The petitioner has a mother Warehouse situated at Patna and other branch Warehouses in the nearby State, one of which is situated at Ranchi in the State of Jharkhand. The contention is that by invoice produced at Annexure-1, stock transfer was made to the Warehouse at Ranchi and while the same was being transported in a vehicle as per the lorry receipt produced at Annexure-1/A, the same was detained and checked at the integrated check-post.
The driver of the truck produced Annexure-1, 1/A and Annexure-2 SUVIDHA Outgoing Form which had to be uploaded before the transport originated and the same produced on probable checking. The SUVIDHA Form at Annexure-2 had a different invoice number from that shown in Annexure-1.
The value and the quantity tallied with the invoice, but the invoice number was wrongly noticed as 002179; which was actually 002172. This was just a clerical mistake, the petitioner contended.
The detaining authority, however, rejected the contention of the petitioner and imposed penalty, as per the impugned order at the maximum prescribed under Section 60(4) of the Act.
The documents produced by the petitioner does not prove the genuineness of the transport as has been contended by the learned Government Advocate. The detention was in the early hours of 02.01.2015 and the invoice generated as Annexure-3 series with the supporting documents were generated after the detention; definitely on coming to know of the detention at the check-post and the mistake in invoice number as revealed from the SUVIDHA Form having been noticed by the Check-Post Authority.
The invoices are serially numbered and there is no evidence to show the last serial number of the invoice on the day on which the transport commenced.

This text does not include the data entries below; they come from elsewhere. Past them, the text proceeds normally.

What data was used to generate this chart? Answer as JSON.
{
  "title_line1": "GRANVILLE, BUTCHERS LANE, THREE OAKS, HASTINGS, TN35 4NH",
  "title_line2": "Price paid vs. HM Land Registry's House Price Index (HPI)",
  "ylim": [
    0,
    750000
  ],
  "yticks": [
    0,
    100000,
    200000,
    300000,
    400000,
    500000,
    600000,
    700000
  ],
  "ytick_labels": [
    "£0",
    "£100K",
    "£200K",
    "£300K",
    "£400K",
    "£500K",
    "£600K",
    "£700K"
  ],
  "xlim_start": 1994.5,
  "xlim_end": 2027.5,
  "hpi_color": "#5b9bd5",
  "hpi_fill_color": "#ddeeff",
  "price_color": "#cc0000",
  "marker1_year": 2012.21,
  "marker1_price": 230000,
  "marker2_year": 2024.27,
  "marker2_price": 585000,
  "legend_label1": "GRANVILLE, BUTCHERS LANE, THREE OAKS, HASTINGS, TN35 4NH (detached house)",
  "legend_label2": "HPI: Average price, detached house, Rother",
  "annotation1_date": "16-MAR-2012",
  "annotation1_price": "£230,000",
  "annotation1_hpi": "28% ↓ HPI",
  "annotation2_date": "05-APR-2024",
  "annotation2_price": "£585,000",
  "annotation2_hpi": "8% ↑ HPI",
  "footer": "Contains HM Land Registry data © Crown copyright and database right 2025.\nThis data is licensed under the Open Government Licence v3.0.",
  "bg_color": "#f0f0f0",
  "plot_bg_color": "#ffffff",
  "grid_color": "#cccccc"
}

The identity in value is evident from the invoice and the SUVIDHA Form, but, however, the quantity as noticed in the notice is handwritten and not by the authorized signatory, the bench observed.
The Bench of K Vinod Chandran, Chief Justice and Rajiv Roy, Justice observed that Section 60(4) (b) applies Section 56 with necessary modifications. A penalty under Section 56(4) (b) is applicable when the individual responsible for the goods cannot adequately explain their proper accounting to the officer. The elements of Section 60(4) (b) in conjunction with Section 56(4) (b) are present in the current scenario.
Hence, finding no reason to interfere with the penalty imposed, the writ petition was dismissed by the Patna High Court.